Pass the fruit bowl, please!
Need a work-out? Believe it or not, walking down stairs could be better for you, mentally and physically, than walking up.
Professor Ken Nosaka, director of exercise and sports science at the School of Medical and Health Sciences, says there is growing evidence of the benefits of so-called eccentric exercise – and, no, that doesn't mean you need to dress up like the Barmy Army to get results.
"Eccentric exercise is where load is placed on the muscle while it is lengthening, rather than shortening," he explains. "Walking down stairs is eccentric exercise because your front thigh muscles are lengthening when they are placed under load, as opposed to walking up stairs in which the muscles are shortening, performing mainly concentric contractions."
The benefits of eccentric exercise include increased muscle function, bone mineral density, balance and flexibility – and strengthening mind over matter.
"Going down stairs rather than up, you have to think more and it requires greater muscle control," Nosaka says. "If we can stimulate the brain more, there is a hypothesis that it could decrease the risk of dementia."
Office buildings are a breeding ground for nasty bugs.

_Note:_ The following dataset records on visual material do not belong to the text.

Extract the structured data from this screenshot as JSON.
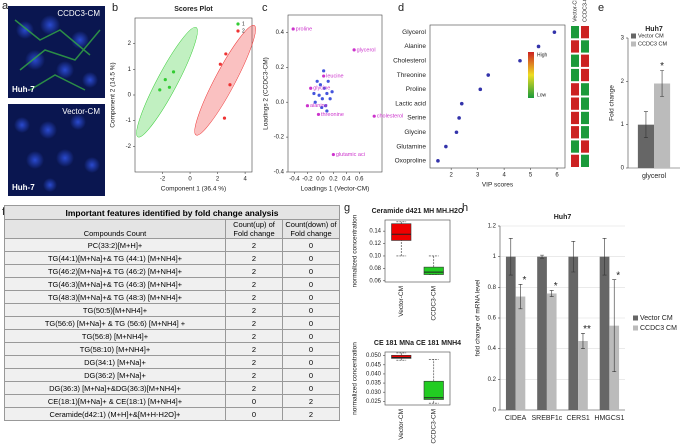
{
  "panel_labels": [
    "a",
    "b",
    "c",
    "d",
    "e",
    "f",
    "g",
    "h"
  ],
  "images": [
    {
      "condition": "CCDC3-CM",
      "cell_line": "Huh-7"
    },
    {
      "condition": "Vector-CM",
      "cell_line": "Huh-7"
    }
  ],
  "chart_data": [
    {
      "type": "scatter",
      "title": "Scores Plot",
      "xlabel": "Component 1 (36.4 %)",
      "ylabel": "Component 2 (14.5 %)",
      "xlim": [
        -4,
        4.5
      ],
      "ylim": [
        -3,
        3
      ],
      "xticks": [
        -2,
        0,
        2,
        4
      ],
      "yticks": [
        -2,
        -1,
        0,
        1,
        2
      ],
      "ellipses": true,
      "legend": "upper right",
      "series": [
        {
          "name": "1",
          "color": "#33cc33",
          "x": [
            -2.2,
            -1.8,
            -1.5,
            -1.2
          ],
          "values": [
            0.2,
            0.6,
            0.3,
            0.9
          ]
        },
        {
          "name": "2",
          "color": "#ee3333",
          "x": [
            2.2,
            2.6,
            2.9,
            2.5
          ],
          "values": [
            1.2,
            1.6,
            0.4,
            -0.9
          ]
        }
      ]
    },
    {
      "type": "scatter",
      "xlabel": "Loadings 1 (Vector-CM)",
      "ylabel": "Loadings 2 (CCDC3-CM)",
      "xlim": [
        -0.5,
        0.95
      ],
      "ylim": [
        -0.4,
        0.5
      ],
      "xticks": [
        -0.4,
        -0.2,
        {
          "value": 0,
          "label": "0.0"
        },
        0.2,
        0.4,
        0.6
      ],
      "yticks": [
        -0.4,
        -0.2,
        {
          "value": 0,
          "label": "0.0"
        },
        0.2,
        0.4
      ],
      "series": [
        {
          "color": "#4455dd",
          "x": [
            -0.1,
            -0.05,
            0,
            0.03,
            0.06,
            0.1,
            0.12,
            0.15,
            -0.08,
            0.02,
            0.08,
            0.18,
            0.05,
            -0.02,
            0.1
          ],
          "values": [
            0.05,
            0.12,
            0.1,
            0.02,
            0.08,
            0.05,
            0.12,
            0.02,
            0,
            -0.03,
            -0.02,
            0.06,
            0.18,
            0.04,
            -0.05
          ]
        },
        {
          "color": "#cc33cc",
          "x": [
            -0.42,
            0.52,
            0.05,
            -0.15,
            -0.2,
            -0.03,
            0.83,
            0.2
          ],
          "values": [
            0.42,
            0.3,
            0.15,
            0.08,
            -0.02,
            -0.07,
            -0.08,
            -0.3
          ],
          "labels": [
            "proline",
            "glycerol",
            "leucine",
            "glycine",
            "alanine",
            "threonine",
            "cholesterol",
            "glutamic aci"
          ]
        }
      ]
    },
    {
      "type": "dot",
      "xlabel": "VIP scores",
      "categories": [
        "Glycerol",
        "Alanine",
        "Cholesterol",
        "Threonine",
        "Proline",
        "Lactic acid",
        "Serine",
        "Glycine",
        "Glutamine",
        "Oxoproline"
      ],
      "values": [
        5.9,
        5.3,
        4.6,
        3.4,
        3.1,
        2.4,
        2.3,
        2.2,
        1.8,
        1.5
      ],
      "color": "#3333aa",
      "xlim": [
        1.2,
        6.3
      ],
      "xticks": [
        2,
        3,
        4,
        5,
        6
      ],
      "heatmap": {
        "columns": [
          "Vector-CM",
          "CCDC3-CM"
        ],
        "values": [
          [
            0,
            1
          ],
          [
            1,
            0
          ],
          [
            0,
            1
          ],
          [
            0,
            1
          ],
          [
            1,
            0
          ],
          [
            1,
            0
          ],
          [
            1,
            0
          ],
          [
            1,
            0
          ],
          [
            0,
            1
          ],
          [
            1,
            0
          ]
        ],
        "low_color": "#1a9a3a",
        "high_color": "#cc2222",
        "high_label": "High",
        "low_label": "Low"
      }
    },
    {
      "type": "bar",
      "title": "Huh7",
      "ylabel": "Fold change",
      "categories": [
        "glycerol"
      ],
      "ylim": [
        0,
        3
      ],
      "yticks": [
        0,
        1,
        2,
        3
      ],
      "legend": "upper left",
      "significance": [
        "*"
      ],
      "series": [
        {
          "name": "Vector CM",
          "color": "#666666",
          "values": [
            1.0
          ],
          "errors": [
            0.3
          ]
        },
        {
          "name": "CCDC3 CM",
          "color": "#bbbbbb",
          "values": [
            1.95
          ],
          "errors": [
            0.3
          ]
        }
      ]
    },
    {
      "type": "box",
      "title": "Ceramide d421 MH MH.H2O",
      "ylabel": "normalized concentration",
      "categories": [
        "Vector-CM",
        "CCDC3-CM"
      ],
      "colors": [
        "#ee0000",
        "#22cc22"
      ],
      "ylim": [
        0.058,
        0.158
      ],
      "yticks": [
        0.06,
        0.08,
        {
          "value": 0.1,
          "label": "0.10"
        },
        0.12,
        0.14
      ],
      "boxes": [
        {
          "whislo": 0.1,
          "q1": 0.125,
          "med": 0.135,
          "q3": 0.152,
          "whishi": 0.155
        },
        {
          "whislo": 0.07,
          "q1": 0.07,
          "med": 0.074,
          "q3": 0.082,
          "whishi": 0.1
        }
      ]
    },
    {
      "type": "box",
      "title": "CE 181 MNa CE 181 MNH4",
      "ylabel": "normalized concentration",
      "categories": [
        "Vector-CM",
        "CCDC3-CM"
      ],
      "colors": [
        "#ee0000",
        "#22cc22"
      ],
      "ylim": [
        0.023,
        0.052
      ],
      "yticks": [
        0.025,
        {
          "value": 0.03,
          "label": "0.030"
        },
        0.035,
        {
          "value": 0.04,
          "label": "0.040"
        },
        0.045,
        {
          "value": 0.05,
          "label": "0.050"
        }
      ],
      "boxes": [
        {
          "whislo": 0.0475,
          "q1": 0.0485,
          "med": 0.049,
          "q3": 0.0502,
          "whishi": 0.0515
        },
        {
          "whislo": 0.024,
          "q1": 0.026,
          "med": 0.027,
          "q3": 0.036,
          "whishi": 0.048
        }
      ]
    },
    {
      "type": "bar",
      "title": "Huh7",
      "ylabel": "fold change of mRNA level",
      "categories": [
        "CIDEA",
        "SREBF1c",
        "CERS1",
        "HMGCS1"
      ],
      "ylim": [
        0,
        1.2
      ],
      "yticks": [
        0,
        0.2,
        0.4,
        0.6,
        0.8,
        1,
        1.2
      ],
      "grid": true,
      "legend": "right",
      "significance": [
        "*",
        "*",
        "**",
        "*"
      ],
      "series": [
        {
          "name": "Vector CM",
          "color": "#666666",
          "values": [
            1,
            1,
            1,
            1
          ],
          "errors": [
            0.12,
            0.01,
            0.1,
            0.12
          ]
        },
        {
          "name": "CCDC3 CM",
          "color": "#bbbbbb",
          "values": [
            0.74,
            0.76,
            0.45,
            0.55
          ],
          "errors": [
            0.08,
            0.02,
            0.05,
            0.3
          ]
        }
      ]
    }
  ],
  "table": {
    "title": "Important features identified by fold change analysis",
    "header": [
      "Compounds Count",
      "Count(up) of Fold change",
      "Count(down) of Fold change"
    ],
    "rows": [
      [
        "PC(33:2)[M+H]+",
        2,
        0
      ],
      [
        "TG(44:1)[M+Na]+& TG (44:1) [M+NH4]+",
        2,
        0
      ],
      [
        "TG(46:2)[M+Na]+& TG (46:2) [M+NH4]+",
        2,
        0
      ],
      [
        "TG(46:3)[M+Na]+& TG (46:3) [M+NH4]+",
        2,
        0
      ],
      [
        "TG(48:3)[M+Na]+& TG (48:3) [M+NH4]+",
        2,
        0
      ],
      [
        "TG(50:5)[M+NH4]+",
        2,
        0
      ],
      [
        "TG(56:6) [M+Na]+ & TG (56:6) [M+NH4] +",
        2,
        0
      ],
      [
        "TG(56:8) [M+NH4]+",
        2,
        0
      ],
      [
        "TG(58:10) [M+NH4]+",
        2,
        0
      ],
      [
        "DG(34:1) [M+Na]+",
        2,
        0
      ],
      [
        "DG(36:2) [M+Na]+",
        2,
        0
      ],
      [
        "DG(36:3) [M+Na]+&DG(36:3)[M+NH4]+",
        2,
        0
      ],
      [
        "CE(18:1)[M+Na]+ & CE(18:1) [M+NH4]+",
        0,
        2
      ],
      [
        "Ceramide(d42:1) (M+H]+&[M+H-H2O]+",
        0,
        2
      ]
    ]
  }
}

The lack of natural light, poor ventilation and chemical compounds, such as formaldehyde, from synthetic office furnishings can all add up to serious health issues.
Similarly, if you live in a high-rise apartment, you're missing out on all the beneficial bacteria that comes with being in closer contact with nature, increasing the risk of stress and illness.

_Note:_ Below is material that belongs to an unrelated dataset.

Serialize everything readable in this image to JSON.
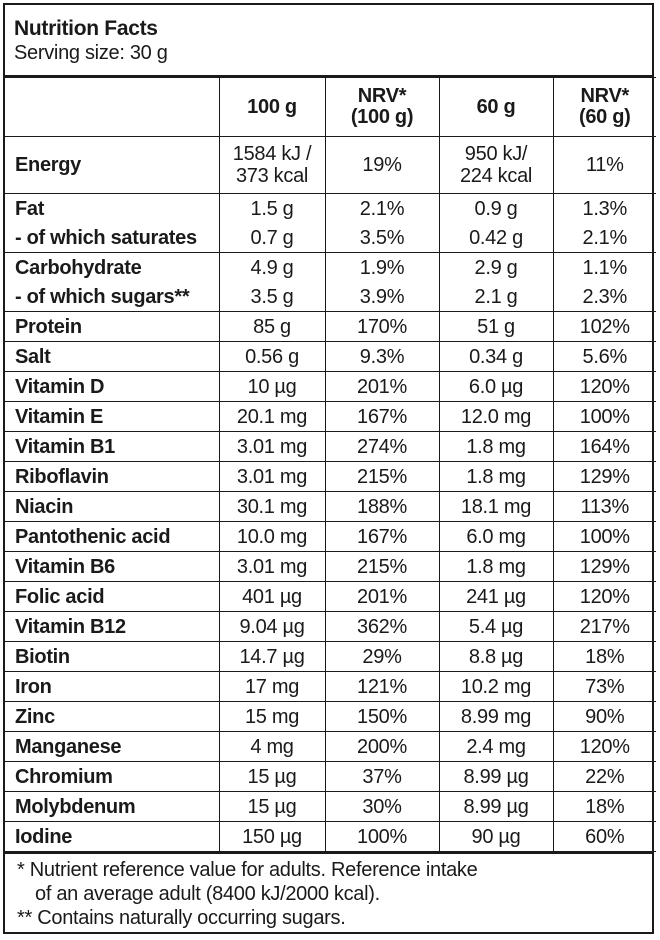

One easy way to fight back is by growing your own protection. Simply enliven your office or apartment with plenty of plants.
Danica-Lea Larcombe, a PhD candidate in biodiversity and human health at the School of Science, says indoor plants can purify the air and reduce volatile organic compounds, helping you to breathe easier and reduce the risk of illness.

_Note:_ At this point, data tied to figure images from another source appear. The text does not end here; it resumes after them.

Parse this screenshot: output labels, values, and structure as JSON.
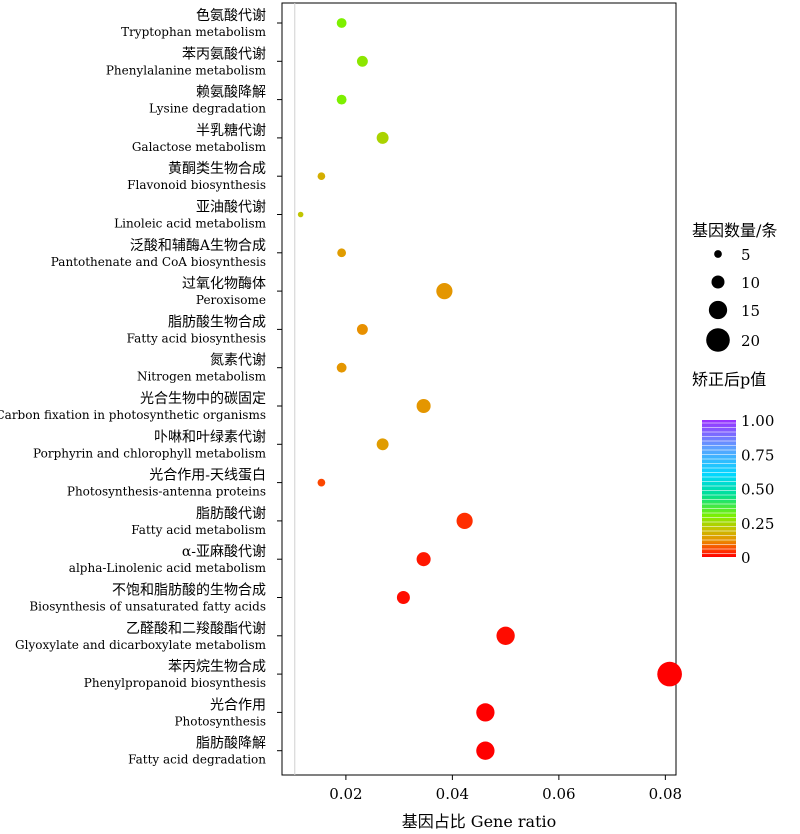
{
  "chart_data": {
    "type": "scatter",
    "xlabel": "基因占比 Gene ratio",
    "xlim": [
      0.008,
      0.082
    ],
    "xticks": [
      {
        "value": 0.02,
        "label": "0.02"
      },
      {
        "value": 0.04,
        "label": "0.04"
      },
      {
        "value": 0.06,
        "label": "0.06"
      },
      {
        "value": 0.08,
        "label": "0.08"
      }
    ],
    "grid": false,
    "categories": [
      {
        "zh": "色氨酸代谢",
        "en": "Tryptophan metabolism",
        "gene_ratio": 0.0192,
        "gene_count": 7,
        "padj": 0.3
      },
      {
        "zh": "苯丙氨酸代谢",
        "en": "Phenylalanine metabolism",
        "gene_ratio": 0.0231,
        "gene_count": 8,
        "padj": 0.28
      },
      {
        "zh": "赖氨酸降解",
        "en": "Lysine degradation",
        "gene_ratio": 0.0192,
        "gene_count": 7,
        "padj": 0.3
      },
      {
        "zh": "半乳糖代谢",
        "en": "Galactose metabolism",
        "gene_ratio": 0.0269,
        "gene_count": 9,
        "padj": 0.24
      },
      {
        "zh": "黄酮类生物合成",
        "en": "Flavonoid biosynthesis",
        "gene_ratio": 0.0154,
        "gene_count": 5,
        "padj": 0.17
      },
      {
        "zh": "亚油酸代谢",
        "en": "Linoleic acid metabolism",
        "gene_ratio": 0.0115,
        "gene_count": 3,
        "padj": 0.21
      },
      {
        "zh": "泛酸和辅酶A生物合成",
        "en": "Pantothenate and CoA biosynthesis",
        "gene_ratio": 0.0192,
        "gene_count": 6,
        "padj": 0.14
      },
      {
        "zh": "过氧化物酶体",
        "en": "Peroxisome",
        "gene_ratio": 0.0385,
        "gene_count": 13,
        "padj": 0.13
      },
      {
        "zh": "脂肪酸生物合成",
        "en": "Fatty acid biosynthesis",
        "gene_ratio": 0.0231,
        "gene_count": 8,
        "padj": 0.12
      },
      {
        "zh": "氮素代谢",
        "en": "Nitrogen metabolism",
        "gene_ratio": 0.0192,
        "gene_count": 7,
        "padj": 0.13
      },
      {
        "zh": "光合生物中的碳固定",
        "en": "Carbon fixation in photosynthetic organisms",
        "gene_ratio": 0.0346,
        "gene_count": 11,
        "padj": 0.13
      },
      {
        "zh": "卟啉和叶绿素代谢",
        "en": "Porphyrin and chlorophyll metabolism",
        "gene_ratio": 0.0269,
        "gene_count": 9,
        "padj": 0.14
      },
      {
        "zh": "光合作用-天线蛋白",
        "en": "Photosynthesis-antenna proteins",
        "gene_ratio": 0.0154,
        "gene_count": 5,
        "padj": 0.06
      },
      {
        "zh": "脂肪酸代谢",
        "en": "Fatty acid metabolism",
        "gene_ratio": 0.0423,
        "gene_count": 13,
        "padj": 0.04
      },
      {
        "zh": "α-亚麻酸代谢",
        "en": "alpha-Linolenic acid metabolism",
        "gene_ratio": 0.0346,
        "gene_count": 11,
        "padj": 0.02
      },
      {
        "zh": "不饱和脂肪酸的生物合成",
        "en": "Biosynthesis of unsaturated fatty acids",
        "gene_ratio": 0.0308,
        "gene_count": 10,
        "padj": 0.01
      },
      {
        "zh": "乙醛酸和二羧酸酯代谢",
        "en": "Glyoxylate and dicarboxylate metabolism",
        "gene_ratio": 0.05,
        "gene_count": 15,
        "padj": 0.01
      },
      {
        "zh": "苯丙烷生物合成",
        "en": "Phenylpropanoid biosynthesis",
        "gene_ratio": 0.0808,
        "gene_count": 21,
        "padj": 0.0
      },
      {
        "zh": "光合作用",
        "en": "Photosynthesis",
        "gene_ratio": 0.0462,
        "gene_count": 15,
        "padj": 0.0
      },
      {
        "zh": "脂肪酸降解",
        "en": "Fatty acid degradation",
        "gene_ratio": 0.0462,
        "gene_count": 15,
        "padj": 0.0
      }
    ],
    "size_legend": {
      "title": "基因数量/条",
      "values": [
        5,
        10,
        15,
        20
      ]
    },
    "color_legend": {
      "title": "矫正后p值",
      "ticks": [
        {
          "value": 1.0,
          "label": "1.00"
        },
        {
          "value": 0.75,
          "label": "0.75"
        },
        {
          "value": 0.5,
          "label": "0.50"
        },
        {
          "value": 0.25,
          "label": "0.25"
        },
        {
          "value": 0.0,
          "label": "0"
        }
      ],
      "colors": [
        "#ff0000",
        "#ff5a00",
        "#e8a000",
        "#c8c800",
        "#7df000",
        "#00d0a0",
        "#00d8ff",
        "#5fa0ff",
        "#8080ff",
        "#9a30ff"
      ]
    }
  }
}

Green spaces can also make you feel better. Research has shown that being close to nature is beneficial to your mental wellbeing.
"Contact with nature can shift highly stressed people to a more positive emotional state," Larcombe says.
When going green, look for plant species with large leaves (they are more energy efficient for photosynthesis), and aim for one medium-sized plant per 2.2 square metres. Also, choose plants that are hardy and easy to maintain so that they can withstand ‘black thumbs’ as well as life indoors.
Staring at the same sentence over and over again and wish your colleagues would take their discussion elsewhere so you can concentrate?
Some tasks simply demand our undivided attention, and that's when an open-plan office can play havoc with our head.
Psychology Professor Craig Speelman, from the School of Arts and Humanities, says it can take time to engage our working memory and get "in the zone", therefore interruptions can frustrate the process. Our brains then have to reboot, to restart our working memory.
While there isn't much you can do about the layout of your office (unless you're the boss), there are ways to reduce distractions and better manage your time.
Invest in a good pair of headphones for when you really need to concentrate. Ask to work from home if you have a particularly taxing job to finish. And schedule tasks requiring more brain power for times of the day when you're feeling most focused. (Avoid that 3pm "I need chocolate" hump.)
Conversely, not everyone likes quiet when they work. In fact, if you prefer a noisier environment you could argue that it makes you function better.
Dr Onno van der Groen, research fellow in the School of Medical and Health Sciences, is part of a team examining what happens when we change noise levels in the brain directly.
Applying non-invasive currents, or transcranial random noise stimulation (tRNS), was shown to improve participants' ability to see low-quality images, make quicker and more accurate decisions, and help the brain to find other ways of looking at things.
As our understanding grows of the effect of brain noise on human performance, so does our ability to manipulate it to improve brain function.
In the meantime, if you like the radio on as you work, you might try persuading cranky colleagues of its benefits.